Article extrait des DNA du 28 juin 2012

Avec le départ du PDG suisse Thomas Amstutz, annoncé pour le 31 juillet, Kronenbourg tourne une page dense et mouvementée de son histoire récente.


Carrure impressionnante, voix rocailleuse et bonne humeur contagieuse : la forte personnalité de Thomas Amstutz a marqué pour longtemps la brasserie Kronenbourg depuis sa nomination au poste de PDG à l’automne 2008, quelques mois après le rachat de la brasserie strasbourgeoise par le danois Carlsberg.

À 45 ans, Thomas Amstutz rend son mandat « pour des raisons familiales », dit-il, et repart diriger la brasserie Feldschlösschen, près de Bâle, d’où il était venu.

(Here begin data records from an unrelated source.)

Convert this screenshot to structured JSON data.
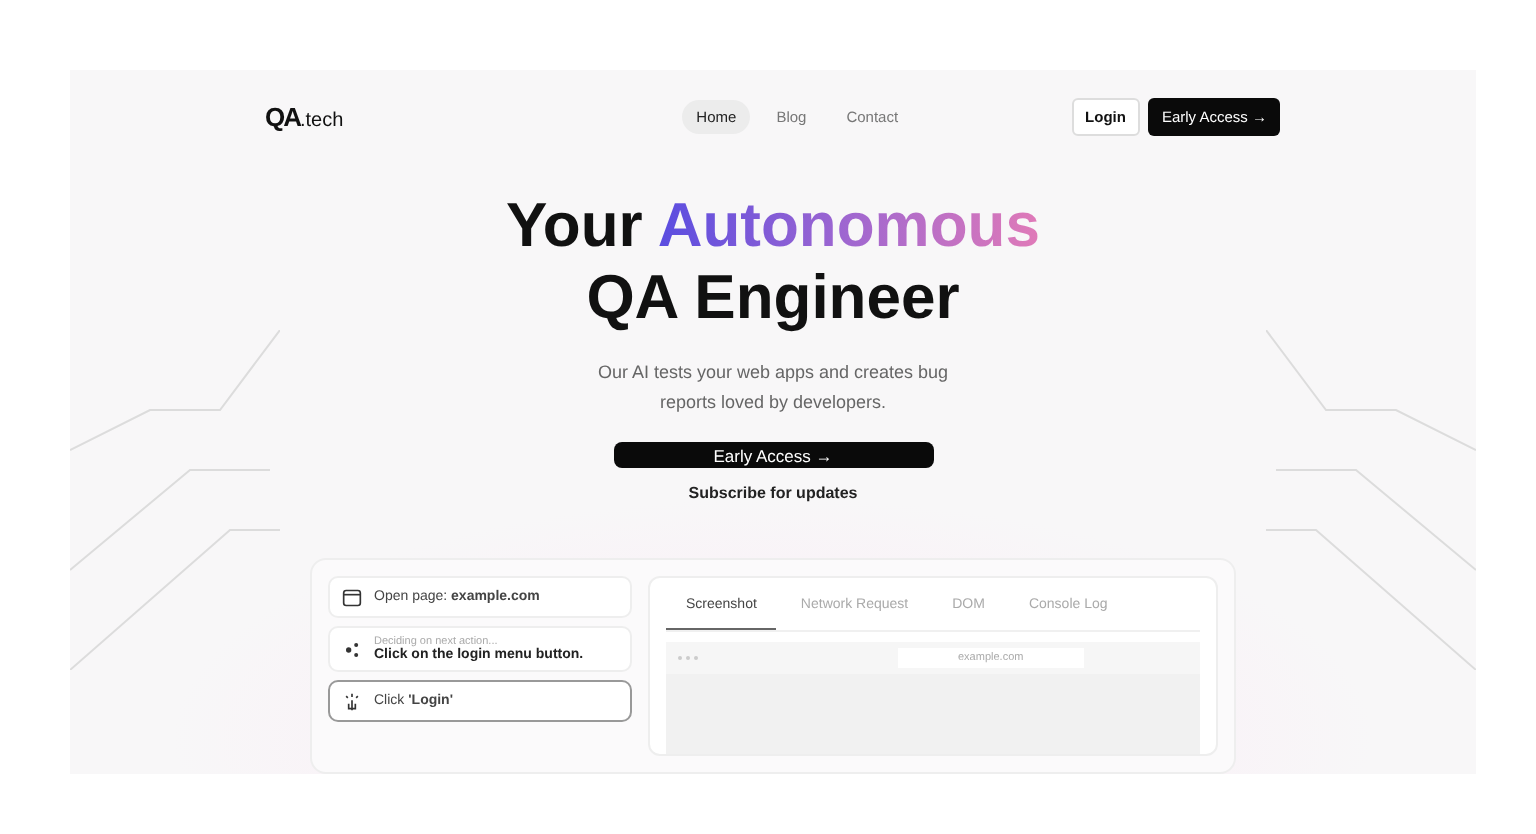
{
  "nav": {
    "logo_main": "QA",
    "logo_suffix": ".tech",
    "links": [
      {
        "label": "Home",
        "selected": true
      },
      {
        "label": "Blog",
        "selected": false
      },
      {
        "label": "Contact",
        "selected": false
      }
    ],
    "login": "Login",
    "cta": "Early Access",
    "cta_arrow": "→"
  },
  "hero": {
    "headline_lead": "Your",
    "headline_accent": "Autonomous",
    "headline_line2": "QA Engineer",
    "subtitle": "Our AI tests your web apps and creates bug reports loved by developers.",
    "cta": "Early Access",
    "cta_arrow": "→",
    "secondary": "Subscribe for updates"
  },
  "demo": {
    "steps": [
      {
        "kind": "browser",
        "text": "Open page: **example.com**",
        "selected": false
      },
      {
        "kind": "thinking",
        "caption": "Deciding on next action...",
        "text": "Click on the login menu button.",
        "selected": false
      },
      {
        "kind": "click",
        "text": "Click **'Login'**",
        "selected": true
      }
    ],
    "tabs": [
      {
        "label": "Screenshot",
        "selected": true
      },
      {
        "label": "Network Request",
        "selected": false
      },
      {
        "label": "DOM",
        "selected": false
      },
      {
        "label": "Console Log",
        "selected": false
      }
    ],
    "browser_url": "example.com"
  }
}
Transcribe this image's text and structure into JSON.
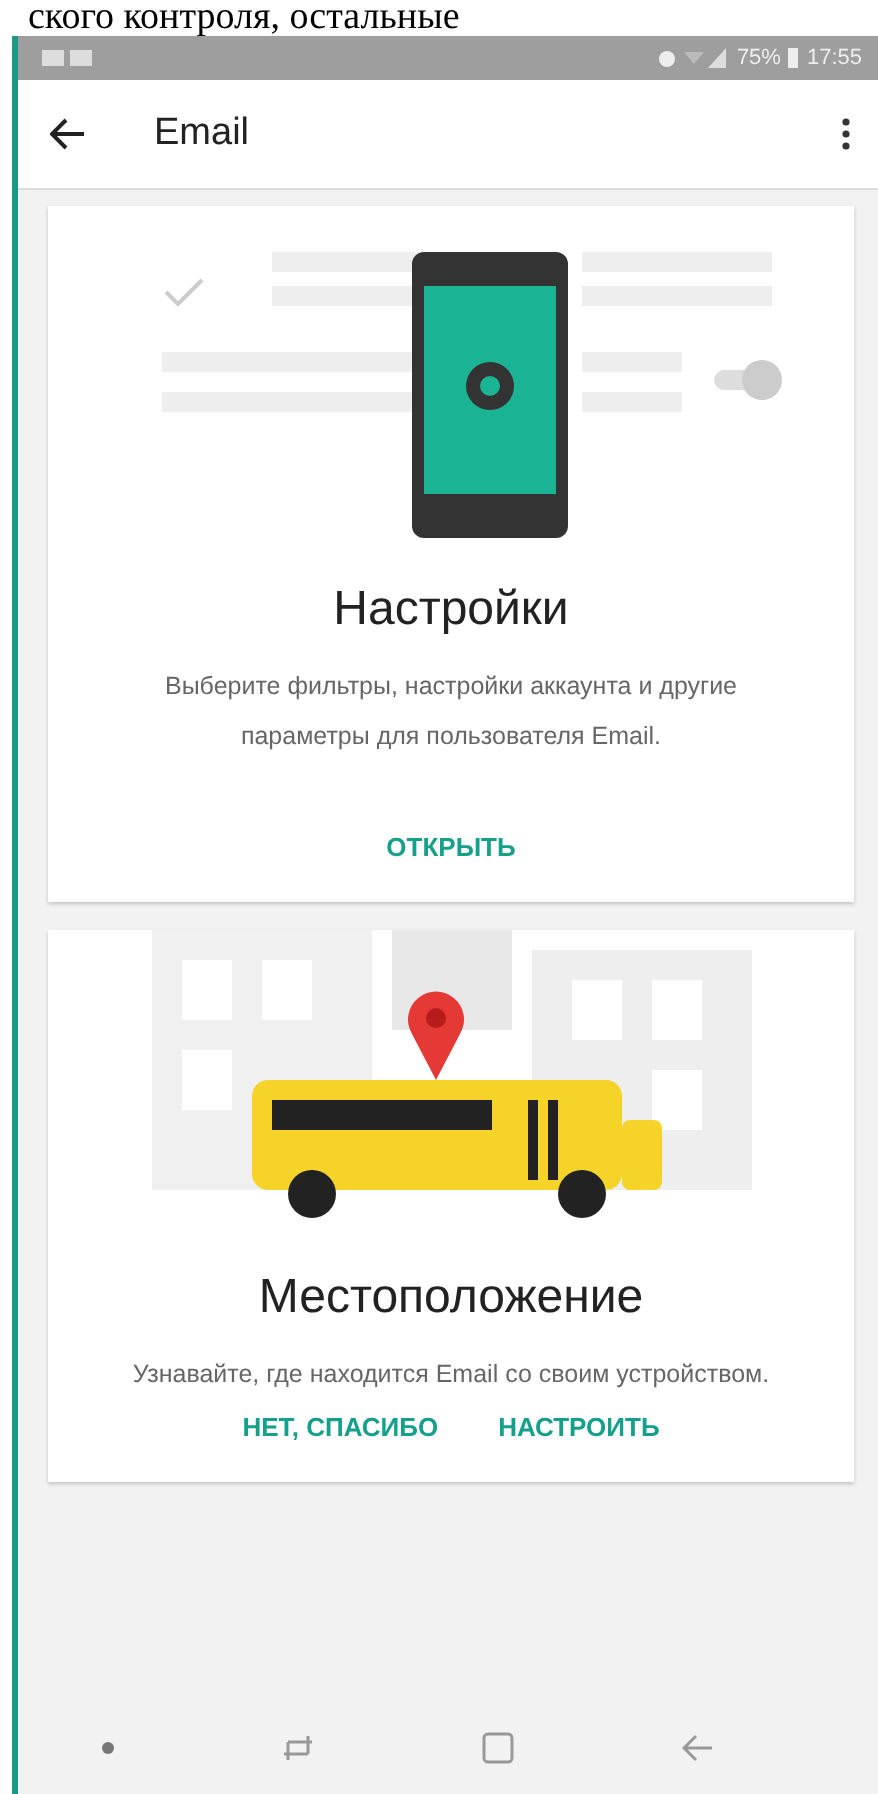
{
  "page_text": "ского контроля, остальные",
  "status_bar": {
    "battery": "75%",
    "time": "17:55"
  },
  "app_bar": {
    "title": "Email"
  },
  "cards": [
    {
      "kind": "settings",
      "title": "Настройки",
      "description": "Выберите фильтры, настройки аккаунта и другие параметры для пользователя Email.",
      "actions": [
        "ОТКРЫТЬ"
      ]
    },
    {
      "kind": "location",
      "title": "Местоположение",
      "description": "Узнавайте, где находится Email со своим устройством.",
      "actions": [
        "НЕТ, СПАСИБО",
        "НАСТРОИТЬ"
      ]
    }
  ]
}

Sans regret, ce n’est pas le genre du personnage, et avec le sentiment affirmé que « la mission a été remplie ». Forte aujourd’hui de 1 250 salariés, dont 900 en Alsace, la marque rouge et blanche a brassé 6,6 millions d’hectolitres l’an dernier et annonce 902 millions d’euros de chiffre d’affaires : « En hausse de 8  % depuis 2008. C’est pas mal pour un marché qui perd structurellement 1  % par an ! », lance Amstutz avec un large sourire.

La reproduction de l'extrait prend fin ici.